Im Gang der Generationen nimmt die religiöse Praxis in der Schweiz insgesamt ab. Die Freikirchen haben zwar immer noch die Mehrheit ihrer Mitglieder in den Gottesdiensten (landesweit an einem normalen Sonntag doppelt so viele Besucher wie die Reformierten!). Doch die Zahl derer, die sich verabschieden und ihren Glauben individuell, familiär und/oder in losen Gruppen leben wollen, wächst auch in Freikirchen dramatisch.
Kein Patentrezept
Was tun? Die in Oberägeri anwesenden Leiter von Freikirchen, Werken und Ausbildungsstätten fanden kein Patentrezept. Mit ‚geistlichen Überfliegern‘, die sich übermütig absetzten, ist anders umzugehen als mit Christen, die sich zurückziehen, nachdem sie verletzt oder demotiviert worden sind. Einige Antworten: Christen sollen das persönliche Gespräch suchen, eventuell Kleinstgruppen bilden, «Häuser und Kühlschränke öffnen» und «Nachbarn zum Glühwein einladen».

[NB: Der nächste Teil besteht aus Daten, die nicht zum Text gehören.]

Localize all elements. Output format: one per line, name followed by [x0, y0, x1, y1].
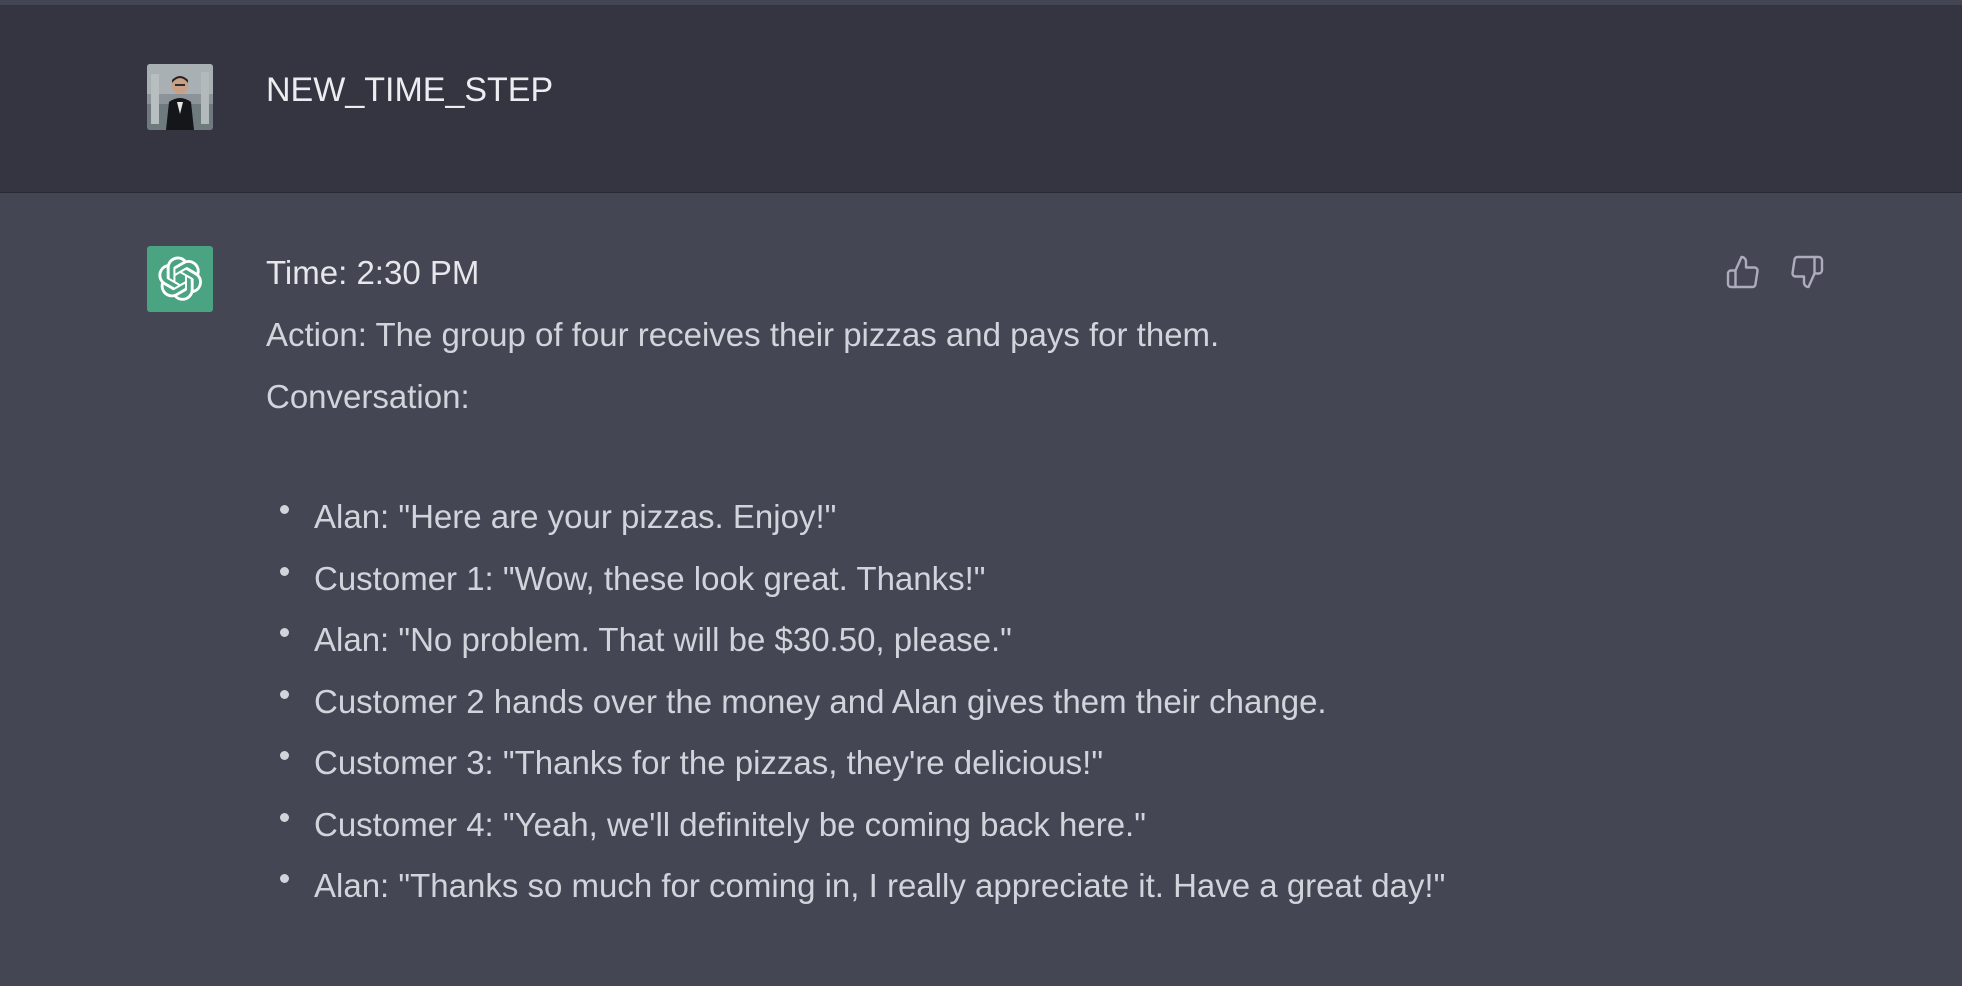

Verantwortliche sollten kritische Wahrnehmungen ernst nehmen, aber auch mit Vision und partizipativ führen. Weiter können durch angepasste Gottesdienstzeiten und einladende Räumlichkeiten die Zugangsschwellen zur Gemeinde gesenkt werden. Den Distanzierten kann man darlegen, dass sie eine Gemeinschaft brauchen, die sie vor ihrer eigenen Einseitigkeit schützt. Und: Der Kontakt soll bei einem Ausstieg nicht abbrechen – bei grösseren Problemen oder in einer Lebenskrise sind Freunde wichtig.
Neue und alte Werte
Olivier Favre wies am SEA-Leiterforum darauf hin, dass vielen Schweizern der Glaube heute durch Erfahrungen entgegenkommt, «als müsste der Mensch heute etwas empfinden und erfahren, bevor er glaubt. Die Wahrheit wird nicht mehr erschlossen über den Intellekt, sondern über eine Erfahrung.» Die Kirche soll, so Favre, in der Verkündigung die Menschen aufgrund ihrer Bedürfnisse ansprechen und Bezug nehmen auf zeitgeistige spätmoderne Werte (z.B. Authentizität, Vielfalt). Und damit verbunden die christliche Botschaft ohne Abstriche verkündigen. Favre riet, in der Gemeindearbeit alte Zöpfe abzuschneiden. Traditionelle Werte sollten dabei nicht verleugnet, sondern später integriert werden, etwa in Glaubenskursen.